Cacao : L’or brun ivoirien peine à trouver preneur

17/01/2026 - 20:19
Cacao : L’or brun ivoirien peine à trouver preneur
Cacao : L’or brun ivoirien peine à trouver preneur

Ils avaient cru voir enfin le bout du tunnel. Dans les campements cacaoyers, l’annonce du prix garanti à 2 800 francs CFA le kilogramme avait résonné comme une victoire longtemps attendue.

Mais quelques semaines après le lancement de la grande campagne, l’enthousiasme a laissé place à l’angoisse. Sur les pistes rurales de la Nawa, des tonnes de fèves s’entassent, tandis que les producteurs, eux, attendent toujours d’être payés.

Un prix historique, un espoir vite refroidi. Jamais, dans l’histoire récente de la filière cacao, un prix aussi élevé n’avait été fixé en début de campagne. Pour les producteurs, ce tarif représentait bien plus qu’un chiffre : la promesse d’une vie plus digne, la possibilité de scolariser les enfants, d’entretenir les plantations et de faire face à la cherté de la vie.

« À 2 800 francs, on pensait enfin respirer », confie Kouadio Yao, planteur à Buyo. « Mais aujourd’hui, on a le cacao, sans l’argent. » Un paradoxe cruel pour ceux qui font vivre le premier produit d’exportation du pays.

Au cœur des difficultés, le système de dépôt-vente, devenu quasi incontournable. Les producteurs sont contraints de livrer leurs fèves aux acheteurs agréés, puis d’attendre trois à quatre semaines, parfois plus, avant d’être payés. Une attente longue, souvent vécue comme une épreuve.

« On dépose le cacao, mais les charges ne nous attendent pas », déplore un autre planteur. Entre l’entretien des vergers, le paiement de la main-d’œuvre et les besoins familiaux, le décalage entre livraison et paiement fragilise dangereusement les exploitations.

Depuis la dernière semaine de décembre, la situation s’est encore dégradée dans la région de la Nawa, l’un des principaux bassins de production.

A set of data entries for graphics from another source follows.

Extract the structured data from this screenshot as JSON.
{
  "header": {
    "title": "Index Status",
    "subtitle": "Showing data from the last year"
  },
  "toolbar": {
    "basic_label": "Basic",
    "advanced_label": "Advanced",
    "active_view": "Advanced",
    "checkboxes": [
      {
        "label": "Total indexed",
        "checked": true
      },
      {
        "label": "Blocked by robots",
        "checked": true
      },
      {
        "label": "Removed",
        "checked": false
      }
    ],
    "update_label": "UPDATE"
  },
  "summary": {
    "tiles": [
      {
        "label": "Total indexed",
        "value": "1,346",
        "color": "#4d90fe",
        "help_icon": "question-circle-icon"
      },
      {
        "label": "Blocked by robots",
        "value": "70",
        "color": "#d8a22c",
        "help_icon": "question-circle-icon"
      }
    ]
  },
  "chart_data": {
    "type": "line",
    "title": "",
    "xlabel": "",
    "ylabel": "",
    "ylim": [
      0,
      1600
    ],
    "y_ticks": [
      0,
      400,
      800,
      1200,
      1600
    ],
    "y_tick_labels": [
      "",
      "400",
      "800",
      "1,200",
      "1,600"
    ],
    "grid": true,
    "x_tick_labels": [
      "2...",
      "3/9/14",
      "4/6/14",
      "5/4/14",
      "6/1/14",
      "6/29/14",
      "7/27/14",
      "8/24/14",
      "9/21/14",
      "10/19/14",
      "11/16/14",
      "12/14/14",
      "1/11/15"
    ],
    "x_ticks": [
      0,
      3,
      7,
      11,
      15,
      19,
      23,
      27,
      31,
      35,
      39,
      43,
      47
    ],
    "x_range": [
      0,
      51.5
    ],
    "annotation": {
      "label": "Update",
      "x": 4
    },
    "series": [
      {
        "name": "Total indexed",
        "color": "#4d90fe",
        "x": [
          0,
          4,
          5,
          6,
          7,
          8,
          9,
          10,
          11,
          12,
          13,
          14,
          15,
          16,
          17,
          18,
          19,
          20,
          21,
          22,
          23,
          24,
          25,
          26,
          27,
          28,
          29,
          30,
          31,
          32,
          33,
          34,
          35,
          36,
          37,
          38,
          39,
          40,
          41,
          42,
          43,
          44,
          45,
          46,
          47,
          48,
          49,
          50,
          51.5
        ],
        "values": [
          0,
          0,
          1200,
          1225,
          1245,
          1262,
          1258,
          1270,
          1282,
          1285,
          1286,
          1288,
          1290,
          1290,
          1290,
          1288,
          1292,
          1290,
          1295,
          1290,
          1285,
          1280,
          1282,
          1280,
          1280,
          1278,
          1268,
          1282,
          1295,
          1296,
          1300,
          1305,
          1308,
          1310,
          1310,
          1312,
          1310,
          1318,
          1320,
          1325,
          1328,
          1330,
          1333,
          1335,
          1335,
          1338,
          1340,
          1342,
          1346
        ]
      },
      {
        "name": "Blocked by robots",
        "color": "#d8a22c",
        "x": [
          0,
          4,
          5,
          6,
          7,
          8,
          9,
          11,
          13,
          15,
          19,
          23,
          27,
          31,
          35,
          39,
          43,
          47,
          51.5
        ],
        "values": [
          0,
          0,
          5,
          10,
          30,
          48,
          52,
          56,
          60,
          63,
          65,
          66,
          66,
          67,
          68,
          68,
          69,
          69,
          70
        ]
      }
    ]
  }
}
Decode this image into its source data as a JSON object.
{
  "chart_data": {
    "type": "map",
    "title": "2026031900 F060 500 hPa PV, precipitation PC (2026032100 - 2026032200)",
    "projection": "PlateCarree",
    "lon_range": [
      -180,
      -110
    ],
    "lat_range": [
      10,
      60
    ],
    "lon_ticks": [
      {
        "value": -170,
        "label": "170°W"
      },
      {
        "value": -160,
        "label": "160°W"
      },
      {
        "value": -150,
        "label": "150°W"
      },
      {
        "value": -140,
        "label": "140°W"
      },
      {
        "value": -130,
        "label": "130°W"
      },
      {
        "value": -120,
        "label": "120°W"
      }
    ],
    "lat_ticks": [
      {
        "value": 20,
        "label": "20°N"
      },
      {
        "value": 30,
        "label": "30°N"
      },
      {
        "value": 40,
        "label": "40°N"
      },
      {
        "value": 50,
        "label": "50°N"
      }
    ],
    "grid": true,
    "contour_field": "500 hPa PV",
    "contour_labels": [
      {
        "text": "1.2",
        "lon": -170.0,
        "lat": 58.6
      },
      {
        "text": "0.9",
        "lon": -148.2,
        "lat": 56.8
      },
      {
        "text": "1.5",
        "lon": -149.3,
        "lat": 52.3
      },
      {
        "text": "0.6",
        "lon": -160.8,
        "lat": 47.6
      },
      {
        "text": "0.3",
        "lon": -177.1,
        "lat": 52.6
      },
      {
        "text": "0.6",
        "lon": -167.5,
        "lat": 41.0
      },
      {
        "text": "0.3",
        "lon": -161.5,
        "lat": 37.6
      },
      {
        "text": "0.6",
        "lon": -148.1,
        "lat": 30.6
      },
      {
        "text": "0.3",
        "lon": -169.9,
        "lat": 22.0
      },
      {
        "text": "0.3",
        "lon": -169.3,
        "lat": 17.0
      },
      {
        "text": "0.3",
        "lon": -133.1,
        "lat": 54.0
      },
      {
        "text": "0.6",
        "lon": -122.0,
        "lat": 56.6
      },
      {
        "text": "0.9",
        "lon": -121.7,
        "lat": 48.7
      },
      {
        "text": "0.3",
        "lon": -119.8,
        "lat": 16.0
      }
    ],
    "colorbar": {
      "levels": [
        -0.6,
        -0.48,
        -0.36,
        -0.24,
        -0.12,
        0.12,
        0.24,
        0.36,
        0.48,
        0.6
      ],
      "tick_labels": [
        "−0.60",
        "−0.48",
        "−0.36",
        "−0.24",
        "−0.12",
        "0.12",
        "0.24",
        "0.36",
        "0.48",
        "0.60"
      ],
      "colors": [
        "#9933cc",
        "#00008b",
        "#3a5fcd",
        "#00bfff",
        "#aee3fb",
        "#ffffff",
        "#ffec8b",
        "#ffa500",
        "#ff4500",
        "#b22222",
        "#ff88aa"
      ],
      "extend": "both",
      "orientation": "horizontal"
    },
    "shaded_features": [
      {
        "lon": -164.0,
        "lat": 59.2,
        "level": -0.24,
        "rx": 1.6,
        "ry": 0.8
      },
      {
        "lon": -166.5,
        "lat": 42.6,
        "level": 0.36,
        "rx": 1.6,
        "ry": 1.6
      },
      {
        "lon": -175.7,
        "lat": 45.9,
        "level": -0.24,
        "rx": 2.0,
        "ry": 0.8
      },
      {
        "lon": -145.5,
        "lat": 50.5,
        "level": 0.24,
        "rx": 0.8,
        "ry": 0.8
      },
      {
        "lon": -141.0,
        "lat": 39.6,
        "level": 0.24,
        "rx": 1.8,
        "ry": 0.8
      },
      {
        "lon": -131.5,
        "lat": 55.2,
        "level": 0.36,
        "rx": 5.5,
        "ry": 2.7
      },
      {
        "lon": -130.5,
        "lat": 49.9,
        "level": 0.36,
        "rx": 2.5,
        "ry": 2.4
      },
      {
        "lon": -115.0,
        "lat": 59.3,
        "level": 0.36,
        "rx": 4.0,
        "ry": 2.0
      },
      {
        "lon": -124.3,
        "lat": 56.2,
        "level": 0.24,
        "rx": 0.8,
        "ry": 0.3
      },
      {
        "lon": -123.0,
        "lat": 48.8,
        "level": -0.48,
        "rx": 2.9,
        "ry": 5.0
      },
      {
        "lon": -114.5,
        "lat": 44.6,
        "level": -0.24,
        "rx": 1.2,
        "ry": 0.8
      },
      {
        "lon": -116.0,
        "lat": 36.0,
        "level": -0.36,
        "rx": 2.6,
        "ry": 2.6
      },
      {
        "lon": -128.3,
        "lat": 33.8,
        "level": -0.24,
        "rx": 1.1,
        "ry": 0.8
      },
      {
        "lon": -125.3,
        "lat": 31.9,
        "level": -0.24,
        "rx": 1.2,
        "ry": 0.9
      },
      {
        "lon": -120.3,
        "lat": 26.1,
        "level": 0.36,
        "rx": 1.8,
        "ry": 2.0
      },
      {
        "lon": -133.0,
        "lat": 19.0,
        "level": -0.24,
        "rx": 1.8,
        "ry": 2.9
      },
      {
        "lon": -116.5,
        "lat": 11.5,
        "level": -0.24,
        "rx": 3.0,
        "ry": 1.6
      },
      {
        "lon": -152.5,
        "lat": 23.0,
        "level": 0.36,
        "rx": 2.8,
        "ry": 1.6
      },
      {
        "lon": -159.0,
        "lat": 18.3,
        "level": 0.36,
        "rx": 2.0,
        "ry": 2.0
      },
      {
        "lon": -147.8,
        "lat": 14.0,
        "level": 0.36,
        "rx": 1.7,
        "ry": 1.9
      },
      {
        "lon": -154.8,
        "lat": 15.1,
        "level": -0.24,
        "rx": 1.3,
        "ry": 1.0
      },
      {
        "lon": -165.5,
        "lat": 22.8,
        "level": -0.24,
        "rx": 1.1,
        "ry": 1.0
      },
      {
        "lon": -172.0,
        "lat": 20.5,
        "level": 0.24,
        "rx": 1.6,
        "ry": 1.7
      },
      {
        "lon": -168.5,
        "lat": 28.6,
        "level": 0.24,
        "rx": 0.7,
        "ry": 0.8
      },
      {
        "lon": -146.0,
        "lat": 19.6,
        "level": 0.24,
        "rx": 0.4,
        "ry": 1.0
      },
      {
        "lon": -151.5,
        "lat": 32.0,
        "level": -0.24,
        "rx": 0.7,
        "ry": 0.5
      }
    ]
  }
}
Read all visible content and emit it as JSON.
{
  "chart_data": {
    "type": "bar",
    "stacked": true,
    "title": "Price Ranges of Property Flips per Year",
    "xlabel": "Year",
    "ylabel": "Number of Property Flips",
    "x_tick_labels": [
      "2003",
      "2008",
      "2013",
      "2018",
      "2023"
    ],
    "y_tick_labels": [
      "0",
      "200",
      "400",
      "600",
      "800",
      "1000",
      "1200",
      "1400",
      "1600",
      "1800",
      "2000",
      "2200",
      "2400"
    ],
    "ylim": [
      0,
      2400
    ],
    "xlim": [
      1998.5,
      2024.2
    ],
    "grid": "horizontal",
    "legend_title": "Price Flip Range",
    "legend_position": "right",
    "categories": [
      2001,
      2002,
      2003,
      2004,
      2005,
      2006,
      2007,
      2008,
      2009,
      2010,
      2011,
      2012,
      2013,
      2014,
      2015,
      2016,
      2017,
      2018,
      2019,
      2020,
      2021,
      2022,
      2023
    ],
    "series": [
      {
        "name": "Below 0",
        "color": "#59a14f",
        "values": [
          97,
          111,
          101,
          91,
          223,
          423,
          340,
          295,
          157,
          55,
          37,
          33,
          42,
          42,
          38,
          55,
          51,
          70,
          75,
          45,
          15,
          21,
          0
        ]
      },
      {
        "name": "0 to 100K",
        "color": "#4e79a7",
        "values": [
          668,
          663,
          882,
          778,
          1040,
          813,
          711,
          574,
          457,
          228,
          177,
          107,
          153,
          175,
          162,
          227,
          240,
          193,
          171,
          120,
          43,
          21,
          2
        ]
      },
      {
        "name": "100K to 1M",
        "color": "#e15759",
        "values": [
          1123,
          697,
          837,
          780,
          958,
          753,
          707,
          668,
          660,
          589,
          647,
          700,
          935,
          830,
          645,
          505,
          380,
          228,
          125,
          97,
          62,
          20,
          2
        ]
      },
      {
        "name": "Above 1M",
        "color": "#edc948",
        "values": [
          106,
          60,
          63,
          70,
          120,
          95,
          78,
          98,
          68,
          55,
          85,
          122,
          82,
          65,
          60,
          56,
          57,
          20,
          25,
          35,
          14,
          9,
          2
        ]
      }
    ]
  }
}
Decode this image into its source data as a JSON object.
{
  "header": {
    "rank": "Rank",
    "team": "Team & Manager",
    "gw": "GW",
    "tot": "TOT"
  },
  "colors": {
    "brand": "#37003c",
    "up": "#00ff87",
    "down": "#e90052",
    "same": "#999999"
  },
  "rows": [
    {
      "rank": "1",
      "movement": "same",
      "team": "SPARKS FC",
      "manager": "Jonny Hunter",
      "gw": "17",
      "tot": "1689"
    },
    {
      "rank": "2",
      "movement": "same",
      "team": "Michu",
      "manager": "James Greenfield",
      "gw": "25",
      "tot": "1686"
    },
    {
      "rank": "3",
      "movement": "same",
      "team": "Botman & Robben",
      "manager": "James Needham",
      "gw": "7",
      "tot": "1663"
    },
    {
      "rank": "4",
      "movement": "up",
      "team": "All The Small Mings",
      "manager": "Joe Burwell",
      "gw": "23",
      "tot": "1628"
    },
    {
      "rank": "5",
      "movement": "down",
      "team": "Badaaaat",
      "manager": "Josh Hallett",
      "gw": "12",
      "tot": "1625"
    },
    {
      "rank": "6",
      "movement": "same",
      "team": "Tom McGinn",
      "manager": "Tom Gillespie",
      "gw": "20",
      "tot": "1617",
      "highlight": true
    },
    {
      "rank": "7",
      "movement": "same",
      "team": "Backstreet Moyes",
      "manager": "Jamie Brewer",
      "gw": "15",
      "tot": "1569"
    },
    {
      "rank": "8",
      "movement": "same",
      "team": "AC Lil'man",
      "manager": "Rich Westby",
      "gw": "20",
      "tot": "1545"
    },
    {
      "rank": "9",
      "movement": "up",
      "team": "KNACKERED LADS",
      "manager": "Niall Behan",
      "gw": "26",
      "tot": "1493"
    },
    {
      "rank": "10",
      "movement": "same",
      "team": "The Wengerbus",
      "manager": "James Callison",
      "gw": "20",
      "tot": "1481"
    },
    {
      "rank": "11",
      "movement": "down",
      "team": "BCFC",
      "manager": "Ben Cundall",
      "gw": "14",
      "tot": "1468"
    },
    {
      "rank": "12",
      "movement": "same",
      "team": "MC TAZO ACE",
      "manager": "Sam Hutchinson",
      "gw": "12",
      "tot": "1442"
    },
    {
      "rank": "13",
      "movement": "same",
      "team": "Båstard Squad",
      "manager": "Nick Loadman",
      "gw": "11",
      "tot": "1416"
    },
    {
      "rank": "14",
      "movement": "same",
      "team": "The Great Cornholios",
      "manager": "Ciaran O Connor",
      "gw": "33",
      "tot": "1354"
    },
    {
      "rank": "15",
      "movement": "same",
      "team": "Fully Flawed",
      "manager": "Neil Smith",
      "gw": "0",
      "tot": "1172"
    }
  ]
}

De nombreux producteurs affirment ne plus parvenir à vendre leur cacao, malgré le respect des règles en vigueur.

« Les acheteurs nous disent d’attendre, qu’il n’y a pas d’évacuation », raconte un responsable de coopérative à Méagui. « Pendant ce temps, les fèves restent stockées, et les producteurs s’endettent. »

Dans les villages, l’inquiétude grandit et la colère monte. Les producteurs dénoncent une situation qu’ils jugent incompréhensible, au regard des annonces officielles et de l’importance stratégique du cacao pour l’économie nationale.

« On ne demande pas l’aumône, mais le respect de notre travail », insiste un planteur. Les appels se multiplient pour une intervention rapide des autorités, afin de fluidifier l’écoulement des fèves et garantir des paiements plus rapides.

Au-delà des chiffres et des mécanismes, c’est la survie de milliers de familles rurales qui est en jeu. Sans solutions urgentes, l’espoir né du prix record pourrait se transformer en profonde désillusion.

Car si le cacao est l’or brun de la Côte d’Ivoire, ses producteurs, eux, refusent de rester les oubliés de la richesse qu’ils créent chaque jour.